A saúde precária de Boris Ieltsin, ponto focal de interesse dos estrangeiros na eleição de ontem (mesmo que não o fosse para os próprios russos), suscita questões tão pertinentes na Rússia pós-comunista quanto teriam sido na época soviética.
Como exatamente se dá a sucessão de um líder do Kremlin para outro, e existe alguma garantia de que a transferência de poder possa acontecer de maneira pacífica? Teoricamente, pelo menos, o quadro é claro.
A Constituição russa, promulgada em dezembro de 1993, afirma que, no caso da morte do presidente ou de ele ficar incapacitado de cumprir seus deveres, o cargo passa temporariamente ao premiê, atualmente Viktor Tchernomirdin. Este, por sua vez, é obrigado a convocar novas eleições presidenciais no prazo de três meses.
Na prática, porém, nada garante que a Rússia seria capaz de superar facilmente o transtorno que seria gerado pela saída precoce do presidente Ieltsin do cargo.
Os mecanismos constitucionais vigentes nunca foram testados e podem valer pouco contra uma tradição secular de lutas pelo poder, muitas vezes violentas, que acompanham a morte de um czar ou chefe partidário.
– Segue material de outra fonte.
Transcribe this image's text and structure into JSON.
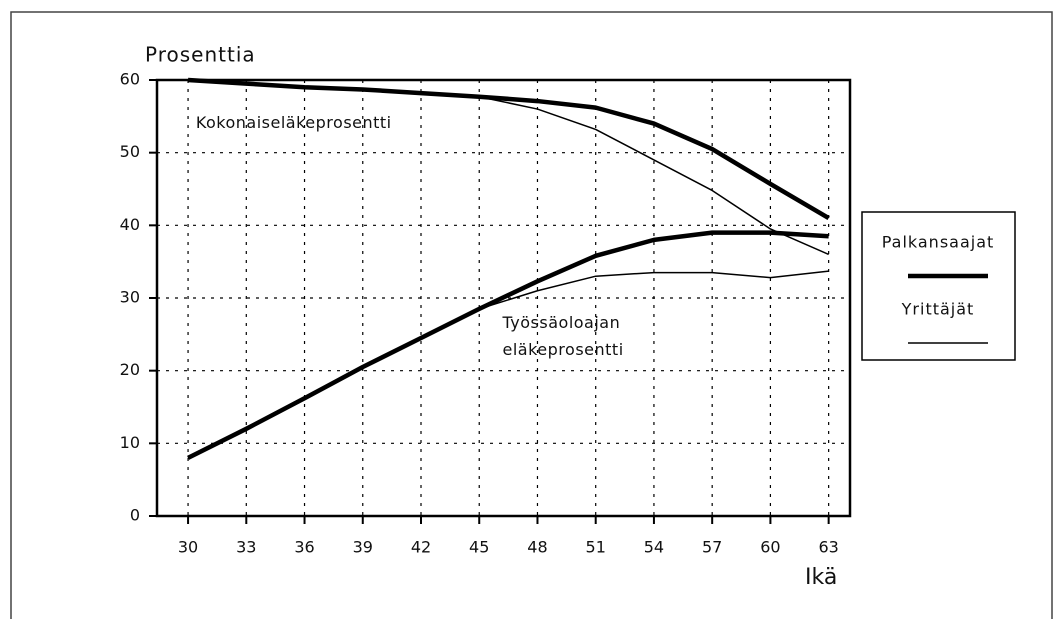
{
  "chart_data": {
    "type": "line",
    "ylabel": "Prosenttia",
    "xlabel": "Ikä",
    "x": [
      30,
      33,
      36,
      39,
      42,
      45,
      48,
      51,
      54,
      57,
      60,
      63
    ],
    "xlim": [
      28.4,
      64.1
    ],
    "xticks": [
      30,
      33,
      36,
      39,
      42,
      45,
      48,
      51,
      54,
      57,
      60,
      63
    ],
    "ylim": [
      0,
      60
    ],
    "yticks": [
      0,
      10,
      20,
      30,
      40,
      50,
      60
    ],
    "grid": true,
    "legend": "right",
    "series": [
      {
        "name": "Palkansaajat",
        "color": "#000000",
        "linewidth": 4.5,
        "lines": [
          [
            60,
            59.5,
            59,
            58.7,
            58.2,
            57.7,
            57.1,
            56.2,
            54,
            50.5,
            45.7,
            41
          ],
          [
            8,
            12,
            16.2,
            20.5,
            24.5,
            28.5,
            32.3,
            35.8,
            38,
            39,
            39,
            38.5
          ]
        ]
      },
      {
        "name": "Yrittäjät",
        "color": "#000000",
        "linewidth": 1.5,
        "lines": [
          [
            60,
            59.5,
            59,
            58.7,
            58.2,
            57.7,
            56,
            53.2,
            49,
            44.8,
            39.5,
            36
          ],
          [
            8,
            12,
            16.2,
            20.5,
            24.5,
            28.5,
            31,
            33,
            33.5,
            33.5,
            32.8,
            33.7
          ]
        ]
      }
    ],
    "annotations": [
      {
        "lines": [
          "Kokonaiseläkeprosentti"
        ],
        "x": 30.4,
        "y": 54
      },
      {
        "lines": [
          "Työssäoloajan",
          "eläkeprosentti"
        ],
        "x": 46.2,
        "y": 26.5
      }
    ]
  }
}
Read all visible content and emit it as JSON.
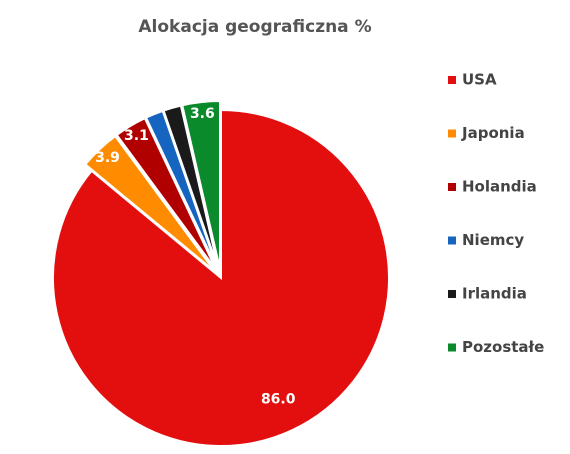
{
  "chart_data": {
    "type": "pie",
    "title": "Alokacja geograficzna %",
    "categories": [
      "USA",
      "Japonia",
      "Holandia",
      "Niemcy",
      "Irlandia",
      "Pozostałe"
    ],
    "values": [
      86.0,
      3.9,
      3.1,
      1.7,
      1.7,
      3.6
    ],
    "value_labels": [
      "86.0",
      "3.9",
      "3.1",
      null,
      null,
      "3.6"
    ],
    "colors": [
      "#e30e0e",
      "#ff8c00",
      "#b00000",
      "#1565c0",
      "#1a1a1a",
      "#0a8a2a"
    ]
  }
}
Ademais, embora a Constituição seja considerada quase sagrada pelas classes políticas de países como os EUA, não existe na Rússia tal devoção a um documento que é visto como tendo sido redigido sob medida para Ieltsin.
O atual presidente promulgou a Constituição logo após o levante armado de outubro de 1993 no edifício do Parlamento russo, e a gama extraordinária de poderes que ela lhe outorga, à custa do Legislativo, visava assegurar que ninguém mais pudesse gerar uma ameaça séria a seu governo.
Fragilidade
A fragilidade da ordem constitucional russa foi exposta pouco após o primeiro turno da eleição presidencial, em 16 de junho, quando um grupo de representantes da linha dura (incluindo o ministro da Defesa, o chefe da antiga KGB e o chefe da segurança pessoal de Ieltsin) foi expulso do Kremlin sob a acusação de tentar forçar o adiamento da eleição.
Menos de um mês depois do drama, Ieltsin levantou dúvidas sobre sua disposição em pautar-se pelos dispositivos constitucionais quando rejeitou uma lei aprovada pelo Parlamento (dominado pelos comunistas) que delineava o processo pelo qual entregaria o poder, caso viesse a perder a eleição.
Muitos comentaristas políticos russos acreditam que Ieltsin, apesar de insistir na realização das eleições, jamais teve qualquer intenção de transferir o cargo pacificamente se a derrota assomasse como perspectiva realista.
Por toda parte em Moscou são ouvidos boatos sobre um suposto "Plano B", dando conta de que Ieltsin pretenderia declarar estado de emergência nacional e permanecer no poder, em lugar de passar seu cargo no Kremlin para Guennadi Ziuganov.
Folha de papel
O sentimento de que a Constituição não passa de uma folha de papel, a ser alterada, ignorada ou jogada fora à vontade, é entrevisto nas atitudes de muitos políticos russos eminentes. É o caso, principalmente, de Alexander Lebed, o general da reserva de fala direta a quem Ieltsin encarregou da segurança nacional quando o militar reformado obteve o terceiro lugar no primeiro turno da eleição.
Apesar de não dispor de uma base real de poder nas obscuras estruturas erguidas por Ieltsin no Kremlin, Lebed não oculta sua ambição de governar a Rússia o quanto antes.
Na semana passada, propôs que lhe seja dado o cargo de vice-presidente, abolido em 1993 depois que seu ocupante na época, Alexander Rutskoi, tomou parte numa rebelião armada contra a Casa Branca, a sede do governo russo.
É evidente que Lebed vê a si mesmo como o "príncipe herdeiro", com ou sem Constituição. Outras figuras influentes no círculo de Boris Ieltsin devem ter pontos de vista diferentes, especialmente porque nas últimas duas semanas Lebed vem revelando ter opiniões políticas muito menos liberais do que havia dado a entender durante sua campanha eleitoral.
Entre aqueles que poderiam opor resistência a uma tentativa de Lebed de chegar ao poder figuram não apenas os reformistas como Anatoli Chubais, um dos principais estrategistas da campanha de Ieltsin, mas também políticos mais centristas com gosto pelo poder, como Tchernomirdin.
Em julho passado, quando Ieltsin sofreu o primeiro de seus dois ataques cardíacos de 1995, Lebed era uma figura política marginal. Tchernomirdin era o único "presidente herdeiro" plausível.
Agora Lebed ocupa o centro do palco político e, se a saúde de Boris Ieltsin continuar a se agravar, é difícil ver como a Rússia poderá evitar mais um de seus periódicos conflitos pelo poder no Kremlin.